Emma WarnefordOne of these decision makers is Emma, who has worked for Newcastle City Council for almost thirty years. She notes that the key advantages of this tool was its potential to promote transparency. She told us, "the new tool has changed the way we think about transparency. Most of the time, our data is siloed into lots of separate paper-based reports. Moving forward, we’re thinking about having a visual digital map that citizens can engage with on our website and that’s underpinned by geospatial data." Though Newcastle City Council is yet to implement the tool, she notes that the tool has already influenced, "how we operate, assess sites and our move away from a lot of documents and towards a database approach".

Emma continues, "The technology opens the door for datasets that are transparent and easy to communicate through public consultation. The potential to use this AI tool when datasets change is potentially very valuable. Currently, if a new set of population projections or household projections comes out from the central government, we'd have to go through lots of reports to update the data. In future, if we use AI, we'd be able to then just literally put the datasets in the tool and lots of maps would automatically update." Saving on manual processes may be a modest use for AI, but that doesn’t make it any less helpful. Emma makes that clear, especially when it comes to serving civic transparency by allowing the public to visually engage with their land and redirecting local council’s time away from routine activities and towards better service delivery.
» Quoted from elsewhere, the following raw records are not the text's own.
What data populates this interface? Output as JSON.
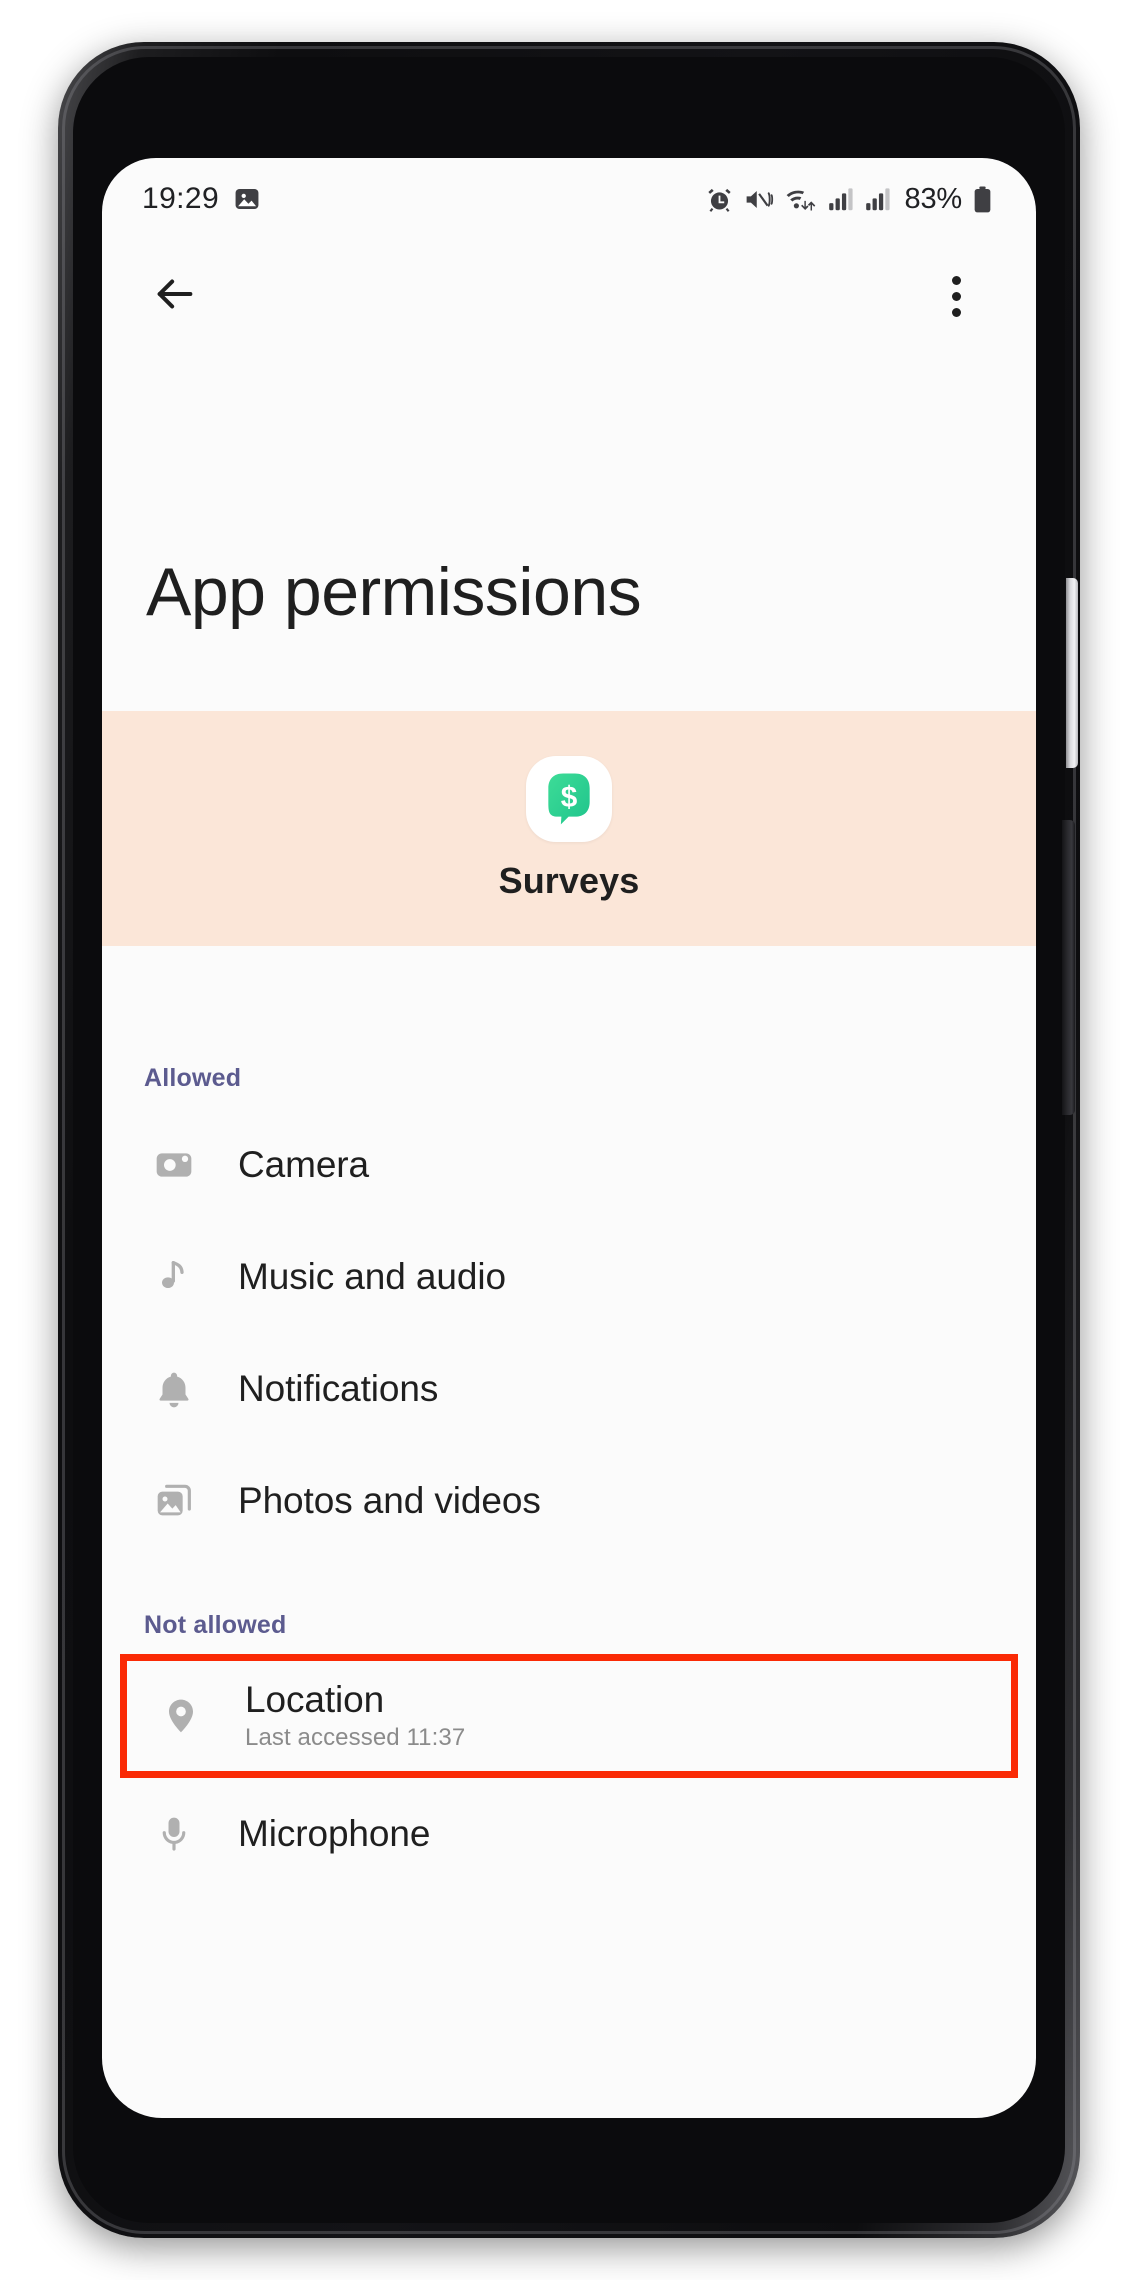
{
  "status_bar": {
    "clock": "19:29",
    "battery_percent": "83%",
    "icons": [
      "image-icon",
      "alarm-icon",
      "mute-vibrate-icon",
      "wifi-data-icon",
      "signal-bars-icon",
      "signal-bars-2-icon",
      "battery-icon"
    ]
  },
  "app_bar": {
    "back_icon": "arrow-back-icon",
    "overflow_icon": "more-vert-icon"
  },
  "page": {
    "title": "App permissions"
  },
  "app_banner": {
    "app_name": "Surveys",
    "app_icon": "surveys-dollar-chat-icon",
    "background_color": "#fbe6d8"
  },
  "sections": [
    {
      "header": "Allowed",
      "items": [
        {
          "label": "Camera",
          "icon": "camera-icon",
          "subtitle": ""
        },
        {
          "label": "Music and audio",
          "icon": "music-note-icon",
          "subtitle": ""
        },
        {
          "label": "Notifications",
          "icon": "bell-icon",
          "subtitle": ""
        },
        {
          "label": "Photos and videos",
          "icon": "photo-library-icon",
          "subtitle": ""
        }
      ]
    },
    {
      "header": "Not allowed",
      "items": [
        {
          "label": "Location",
          "icon": "location-pin-icon",
          "subtitle": "Last accessed 11:37",
          "highlighted": true
        },
        {
          "label": "Microphone",
          "icon": "microphone-icon",
          "subtitle": ""
        }
      ]
    }
  ],
  "colors": {
    "section_header": "#5c5b8f",
    "highlight_border": "#fa2a05",
    "banner_bg": "#fbe6d8",
    "app_icon_green": "#2ecc8f",
    "icon_grey": "#b0b0b0",
    "text_primary": "#1f1f1f",
    "text_secondary": "#8b8b8b"
  }
}
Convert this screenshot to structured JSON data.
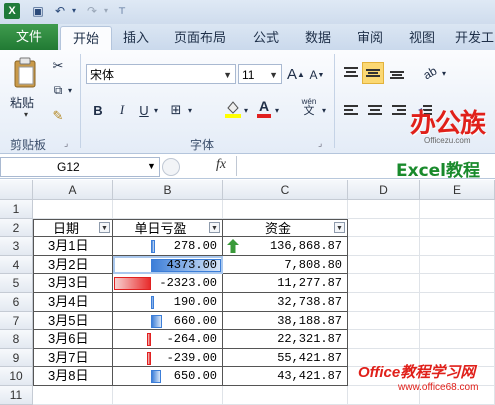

Jean Innes, CEO of Turing InstituteA cornerstone of this transparency is exhibiting the trade-offs inherent in land use decisions. Jean Innes, CEO of the Turing Institute commented in a press release on the tool, "The way we use land will be more crucial than ever in the years ahead as the UK targets economic growth and prosperity whilst ensuring we protect the environment and adapt to climate change". The trade off between economic development and environmental protection is salient one, both in the UK and globally. When asking Professor Arribas-Bel how the prototype contributed to this balance, he responded, "making explicit the inherent trade-offs in land use planning was a focal point of the Geospatial Commission’s National Land Use Programme". He continued, ‘no singular indicator can be optimised alone, you always have to look at it in the context of other indicators. By varying the different degrees of the indicators according to the type of land use being analysed, for instance, compact residential development, you can simulate predictive scenarios.’ Giving the example of Victorian England, he described how the land use represented an almost extreme optimisation of industrial development causing extreme pollution and environmental damage. This tool exposes these trade offs before site selection and investment occurs, empowering the local decision maker.

Emma further added, ‘To be able to see for yourself what the limitations are in a structured way is very powerful.  After we decided on publicly accessible datasets for the tool, we saw its utility in helping us with our site selection such as in measuring site constraints and assumptions, and then layer those up using the tool. We've got to make sure people understand the ramifications of their decisions around land choices."

Looking to the future, this story tells us something far greater than land use alone. It gives us a glimpse into the potential for LLMs to be used as a tool to fill the technical skills gap in data analytics and to aid local councils in creating a transparent and intuitive data management system, which in this case was through visual maps. 

Professor Arribas-Bel’s final thoughts were, "It’s rare that you will find someone who is both a technical expert and an operational delivery expert. This tool bridges this gap and can be used as a template for their unique challenges far beyond land use planning. This is a great use case for people in government who want to utilise sophisticated data analysis but also want it to be accessible for non-technical users."